NOTE: The first time you run 00-run-all.R (see below), the last script (35-sensitivity-compare-with-Prem-matrix.Rmd) will stop with an error because it can't find the prem_usa.csv datafile. Once you create this file following the above instructions, you will be able to run 00-run-all.R without any errors.

CODE

These scripts were run on a 2020 Macbook Pro with 8 cores and 64 GB of memory. Because of the large number of bootstrap resamples, some of the files take time to run. We try to give a rough sense for expected runtime below by providing estimated runtimes for files that take longer than 5 minutes.

  • 00-run-all.R - this file downloads the data and runs all of the scripts
  • 01-prep-wave-comparison-model - this prepares a dataset that is later used in the models
  • 10-compare-waves - this file analyzes the sample composition and marginal distributions of number of contacts, relationship, and location of contacts
  • 11-relationships - this file calculates the share of reported contacts by wave and relationship
  • 12-locations - this file calculates the average number of reported contacts by wave and location
  • 13-figure - this file creates the figure out of the histograms, relationships, and locations
  • 14-sensitivity - [about 10 minutes to run] this file assesses the sensitivity of results to including / not including physical contact in Waves 1 and 2
  • 15-avg-contacts - this file fits a model to estimate the average number of contacts by wave
  • 12-model_mean_perwave - this model estimates average number of contacts, accounting for censoring, using a model
  • 21-allcc_nb_censored_loaded_weighted - this is the model for non-household contacts (with covariates)
  • 22-nonhhcc_nb_censored_loaded_weighted - this is the model for all contacts (with covariates)
  • 23-plot_model_predictions_by_covars - this file produces the plots that show model predictions
  • 30-contact-matrices - [about 2 hours to run] this file calculates the contact matrices
  • 31-prep-estimate-R0-bootstrap - this prepares the dataset that is used for the epidemiological analyses
  • 32-estimate-R0 - this file generates age-structured contact matrices from the survey data and the corresponding R0 estimates
  • 33-sensitivity-estimate-R0-onlycc - this file assesses the sensitivity of the R0 estimates to including / not including physical contact in Waves 1 and 2
  • 34-sensitivity-high-low-baselineR0 - this file assesses the sensitivity of the R0 estimates to assuming higher and lower baseline values
  • 35-sensitivity-compare-with-Prem-matrix.Rmd - this file compares the data from Feehan and Cobb (2019) with estimates from Prem et al. (2017) and the UK POLYMOD data from Mossong et al. (2008)

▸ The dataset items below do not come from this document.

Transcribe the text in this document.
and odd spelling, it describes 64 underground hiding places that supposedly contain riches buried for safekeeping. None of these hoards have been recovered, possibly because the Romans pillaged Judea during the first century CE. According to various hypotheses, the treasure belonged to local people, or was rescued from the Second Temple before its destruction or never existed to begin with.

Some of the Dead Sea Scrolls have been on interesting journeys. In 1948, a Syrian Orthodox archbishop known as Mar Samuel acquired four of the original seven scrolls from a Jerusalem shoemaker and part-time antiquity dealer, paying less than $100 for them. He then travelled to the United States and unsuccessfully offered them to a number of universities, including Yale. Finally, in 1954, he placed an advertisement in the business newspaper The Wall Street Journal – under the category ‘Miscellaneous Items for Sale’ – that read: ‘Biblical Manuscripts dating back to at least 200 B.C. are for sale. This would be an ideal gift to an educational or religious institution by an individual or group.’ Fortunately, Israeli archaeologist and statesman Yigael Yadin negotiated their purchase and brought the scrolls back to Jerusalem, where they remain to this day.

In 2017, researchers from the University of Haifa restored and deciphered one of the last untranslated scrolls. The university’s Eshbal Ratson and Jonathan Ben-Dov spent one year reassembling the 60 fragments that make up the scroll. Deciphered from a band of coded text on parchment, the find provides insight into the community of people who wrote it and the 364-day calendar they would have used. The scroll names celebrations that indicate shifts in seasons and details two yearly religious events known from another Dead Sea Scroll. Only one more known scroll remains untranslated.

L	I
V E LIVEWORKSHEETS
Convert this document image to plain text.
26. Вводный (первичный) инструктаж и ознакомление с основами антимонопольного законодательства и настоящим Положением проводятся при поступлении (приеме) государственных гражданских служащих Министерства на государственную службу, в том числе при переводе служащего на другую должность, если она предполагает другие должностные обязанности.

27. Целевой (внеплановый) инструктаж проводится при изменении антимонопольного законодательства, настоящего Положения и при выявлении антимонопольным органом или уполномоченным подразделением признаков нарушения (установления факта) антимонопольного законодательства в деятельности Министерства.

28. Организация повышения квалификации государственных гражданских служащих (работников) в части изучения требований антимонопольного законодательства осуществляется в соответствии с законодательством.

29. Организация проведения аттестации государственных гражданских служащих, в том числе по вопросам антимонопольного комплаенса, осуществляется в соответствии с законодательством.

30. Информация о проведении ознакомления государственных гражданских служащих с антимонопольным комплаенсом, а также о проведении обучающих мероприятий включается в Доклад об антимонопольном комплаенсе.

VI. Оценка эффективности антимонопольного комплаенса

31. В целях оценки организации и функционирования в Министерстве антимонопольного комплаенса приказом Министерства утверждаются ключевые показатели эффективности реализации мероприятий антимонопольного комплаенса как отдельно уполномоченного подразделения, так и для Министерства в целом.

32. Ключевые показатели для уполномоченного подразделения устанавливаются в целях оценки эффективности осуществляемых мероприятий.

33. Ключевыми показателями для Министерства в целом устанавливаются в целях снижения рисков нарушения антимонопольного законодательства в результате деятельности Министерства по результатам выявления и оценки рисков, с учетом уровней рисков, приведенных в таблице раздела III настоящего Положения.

Additionally, there are two files that have some miscellaneous helper functions:

  • model-coef-plot-helpers.R
  • utils.R

DOCKER

It is likely that you have different versions of R and specific R packages than we did when we wrote our code. Thus, we recommend using Docker to replicate our results. Using Docker will ensure that you have exactly the same computing environment that we did when we conducted our analyses.

To use Docker

  1. Install Docker Desktop (if you don't already have it)
  2. Clone this repository
  3. Be sure that your current working directory is the one that you downloaded the repository into. It's probably called bics-paper-code/
  4. Build the docker image. docker build --rm -t bics-replication . This step will likely take a little time, as Docker builds your image (including installing various R packages)
  5. Run the docker image docker run -d --rm -p 8888:8787 -e PASSWORD=pass --name bics bics-replication
  6. Open a web browser and point it to localhost:8888
  7. Log onto Rstudio with username 'rstudio' and password 'pass'
  8. Open the file bics-paper-code/code/00-run-all.r
  9. Running the file should replicate everything. If you have not downloaded the Prem et al (2017) data, the last script (35-sensitivity-compare-with-Prem-matrix.Rmd) will stop with an error because it can't find the prem_usa.csv datafile.